Ranked ninth last year, the U of C continues to reverse a trend that saw the school drop to 15th in 2006. That fall drew criticism from many students and alumni and left administrators scrambling to make better sense of the rankings.

“We did not make satisfactory progress until I scheduled a time for Dean Boyer, Steve Gabel from the provost’s office, and me to visit the U.S. News people in D.C.,” Michael Behnke, dean of College enrollment, said in an e-mail.

That trip proved fruitful as administrators discovered instances of misreporting that had contributed to the decline. This finding led directly to the jump in rankings in 2007, Behnke said.

Despite administrators’ efforts, Behnke said that rankings play only a small role in University policy. He mentioned, though, the effort to cap core class size at 19 students, the level at which U.S. News and World Report defines a small class. He added that smaller class sizes are better for students regardless of college rankings.

“I don’t see any trade-offs because we have not really changed anything we actually do,” he said. “If we do manage to cap core classes at 19, I will have no difficulty defending that as a good thing to do.”

The U.S. News and World Report rankings are based on reviews by peer educators, student retention, faculty resources, financial assets, and selectivity.

For many students, the higher ranking is welcome news, but there remains a level of trepidation over what is perceived as administrators’ mounting concern for prestige. This was apparent two years ago when the University announced its switch to the Common Application, a measure that struck some as targeted at shrinking the school’s selectivity rating. Students protested, creating a Facebook group and sporting T-shirts that read “I am Uncommon.”

Dean of Admission Ted O’Neill strongly refutes that allegation. No fan of the rankings himself, O’Neill said that the move to the Common Application was considered strictly as a means of increasing the accessibility of the University for prospective students.

“We didn’t want to lose people that would have been a good fit for the University,” he said.
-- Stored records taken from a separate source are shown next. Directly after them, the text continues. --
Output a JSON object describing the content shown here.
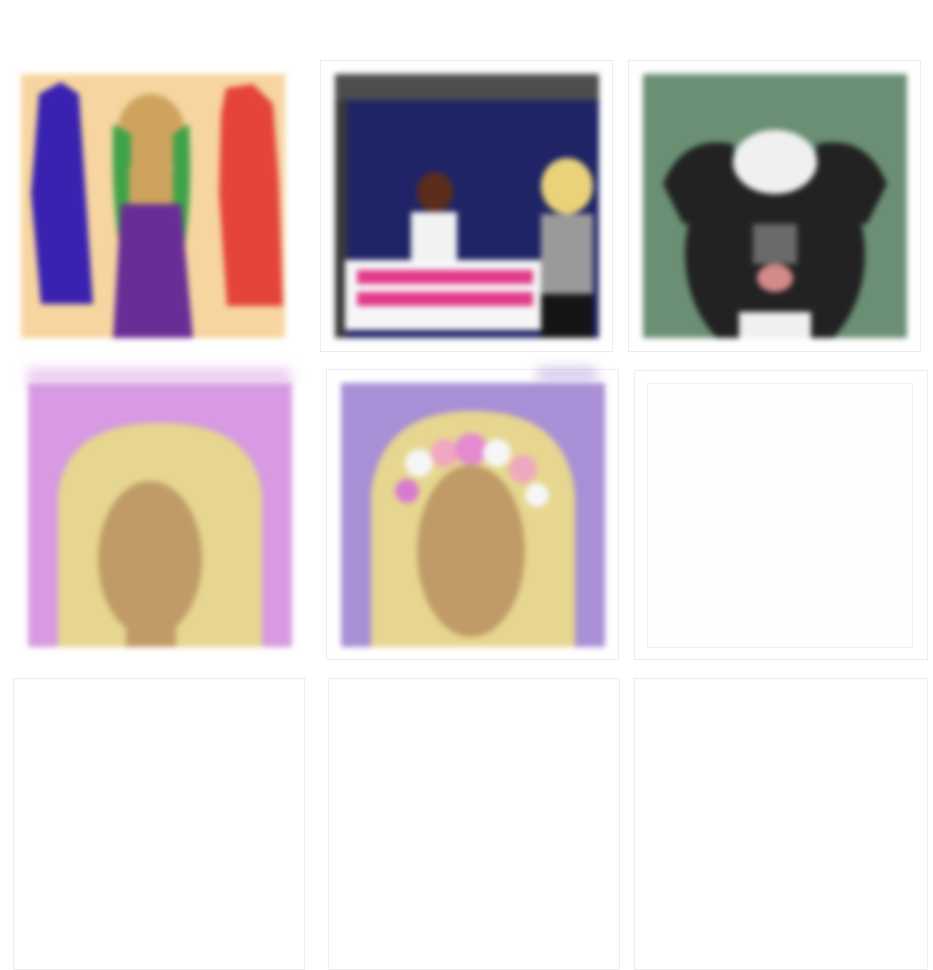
{
  "gallery": {
    "tiles": [
      {
        "id": 1,
        "subject": "purple-gown-doll",
        "accent": "#6a2d96",
        "bg": "#f7d5a0"
      },
      {
        "id": 2,
        "subject": "classroom-scene",
        "accent": "#1f2466",
        "bg": "#4d4d4d"
      },
      {
        "id": 3,
        "subject": "black-white-dog",
        "accent": "#2a2a2a",
        "bg": "#6a8f74"
      },
      {
        "id": 4,
        "subject": "blonde-avatar-pink",
        "accent": "#e6d68f",
        "bg": "#d79ae3"
      },
      {
        "id": 5,
        "subject": "flower-crown-avatar",
        "accent": "#e6d68f",
        "bg": "#a98fd6"
      },
      {
        "id": 6,
        "subject": "empty",
        "accent": "",
        "bg": "#ffffff"
      },
      {
        "id": 7,
        "subject": "empty",
        "accent": "",
        "bg": "#ffffff"
      },
      {
        "id": 8,
        "subject": "empty",
        "accent": "",
        "bg": "#ffffff"
      },
      {
        "id": 9,
        "subject": "empty",
        "accent": "",
        "bg": "#ffffff"
      }
    ]
  }
}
He added that the supplement to the Common Application retains much of what made the former application unique.

In 2008, the University accepted 27.8 percent of its applicants.
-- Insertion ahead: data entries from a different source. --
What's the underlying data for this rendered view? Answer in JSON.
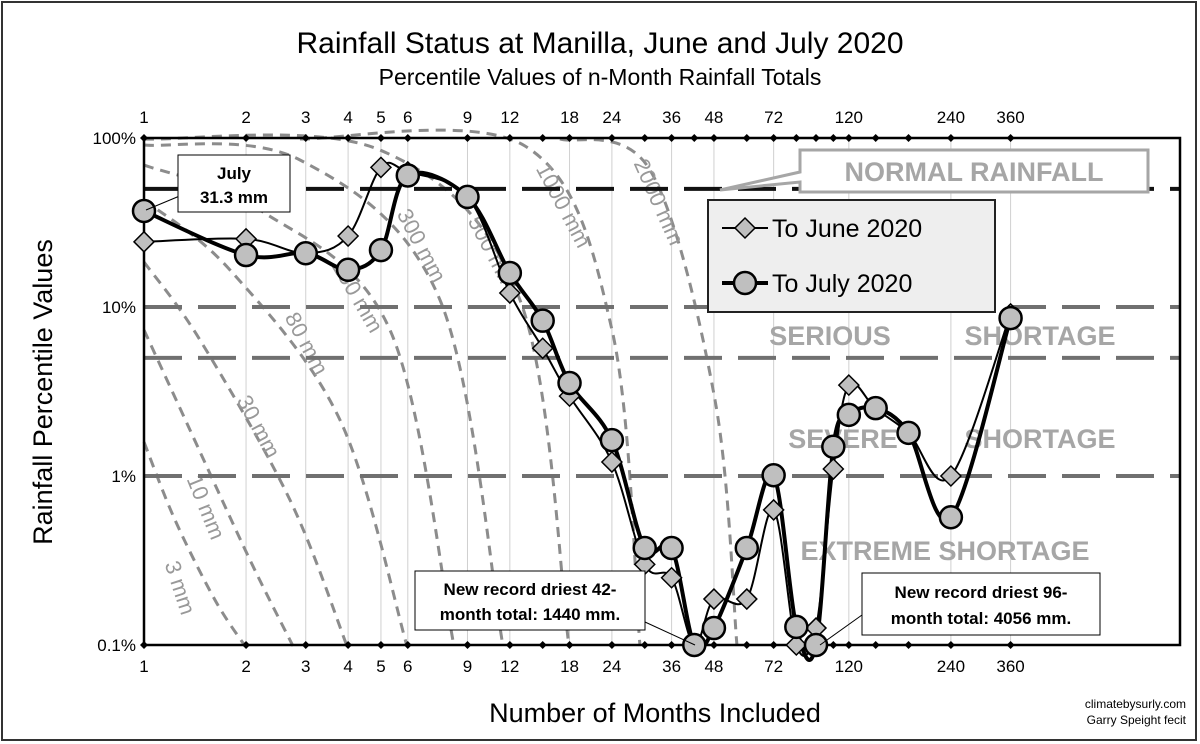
{
  "chart_data": {
    "type": "line",
    "title": "Rainfall Status at Manilla, June and July 2020",
    "subtitle": "Percentile Values of n-Month Rainfall Totals",
    "xlabel": "Number of Months Included",
    "ylabel": "Rainfall Percentile Values",
    "x_scale": "log",
    "y_scale": "log",
    "xlim": [
      1,
      1100
    ],
    "ylim": [
      0.1,
      100
    ],
    "x_ticks": [
      1,
      2,
      3,
      4,
      5,
      6,
      9,
      12,
      18,
      24,
      36,
      48,
      72,
      120,
      240,
      360
    ],
    "y_ticks": [
      {
        "value": 100,
        "label": "100%"
      },
      {
        "value": 10,
        "label": "10%"
      },
      {
        "value": 1,
        "label": "1%"
      },
      {
        "value": 0.1,
        "label": "0.1%"
      }
    ],
    "grid": true,
    "legend_placement": "upper-right",
    "x": [
      1,
      2,
      3,
      4,
      5,
      6,
      9,
      12,
      15,
      18,
      24,
      30,
      36,
      42,
      48,
      60,
      72,
      84,
      96,
      108,
      120,
      144,
      180,
      240,
      360
    ],
    "series": [
      {
        "name": "To June 2020",
        "marker": "diamond",
        "values": [
          24.3,
          25.3,
          20.8,
          26.3,
          67,
          63,
          45,
          12.1,
          5.7,
          2.97,
          1.21,
          0.3,
          0.25,
          0.1,
          0.187,
          0.187,
          0.63,
          0.1,
          0.126,
          1.1,
          3.45,
          2.5,
          1.8,
          1.0,
          9.1
        ]
      },
      {
        "name": "To July 2020",
        "marker": "circle",
        "values": [
          37,
          20.3,
          20.8,
          16.6,
          21.7,
          60,
          44.8,
          15.9,
          8.3,
          3.55,
          1.63,
          0.375,
          0.375,
          0.1,
          0.126,
          0.375,
          1.01,
          0.128,
          0.1,
          1.49,
          2.3,
          2.52,
          1.8,
          0.57,
          8.6
        ]
      }
    ],
    "reference_lines": [
      {
        "value": 50,
        "style": "black-dashed"
      },
      {
        "value": 10,
        "style": "gray-dashed"
      },
      {
        "value": 5,
        "style": "gray-dashed"
      },
      {
        "value": 1,
        "style": "gray-dashed"
      }
    ],
    "zone_labels": {
      "normal": "NORMAL RAINFALL",
      "serious_a": "SERIOUS",
      "serious_b": "SHORTAGE",
      "severe_a": "SEVERE",
      "severe_b": "SHORTAGE",
      "extreme": "EXTREME SHORTAGE"
    },
    "rainfall_curves": [
      "3 mm",
      "10 mm",
      "30 mm",
      "80 mm",
      "150 mm",
      "300 mm",
      "500 mm",
      "1000 mm",
      "2000 mm"
    ],
    "annotations": {
      "july_line1": "July",
      "july_line2": "31.3 mm",
      "rec42_line1": "New record driest 42-",
      "rec42_line2": "month total: 1440 mm.",
      "rec96_line1": "New record driest 96-",
      "rec96_line2": "month total:   4056 mm."
    },
    "colors": {
      "series": "#000000",
      "marker_fill": "#bfbfbf",
      "curves": "#8c8c8c",
      "zone_text": "#a6a6a6",
      "legend_bg": "#eeeeee"
    }
  },
  "credits": {
    "line1": "climatebysurly.com",
    "line2": "Garry Speight fecit"
  }
}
Though the University may have seen an increase in applications following the switch to the common application, O’Neill suggests that the increase has been due to more than rankings. “We saw an increase in applications when we dropped in the rankings,” he said. “And we saw an increase in applicants when we rose in the rankings. Cause and effect is a little hard to determine.”

Student reactions have been mixed. Second-year Peter Lopresti said the U of C’s rank played a large role in his decision to attend the University. “The school’s rankings were a large factor in where I chose to apply. I wanted to be in a place that I knew could challenge me and aid in my development as an academic and as a person. To accomplish this I mostly considered schools that were ranked in the top 20 on the U.S. News and World Report,” he said.

But according to O’Neill, there is perhaps no scientific way to determine which college would make the best fit for individual students. “It has been very destructive,” O’Neill said of the focus on rankings in the college search process. “People are making bad decisions about important things…. It really takes a narrative and not a set of numbers.”

Alastair Cleve, a second-year in the College, dismissed the notion that college rankings should be students’ primary resource when determining where to attend school.

“What is best, in my opinion, is a recognition that rankings are but a single manifestation of competition,” Cleve said in an e-mail interview. “There are other ways to gauge the quality of an institution, such as the number of academic and global movements that have been begun there or the number of students who report that they are receiving a meaningful education.”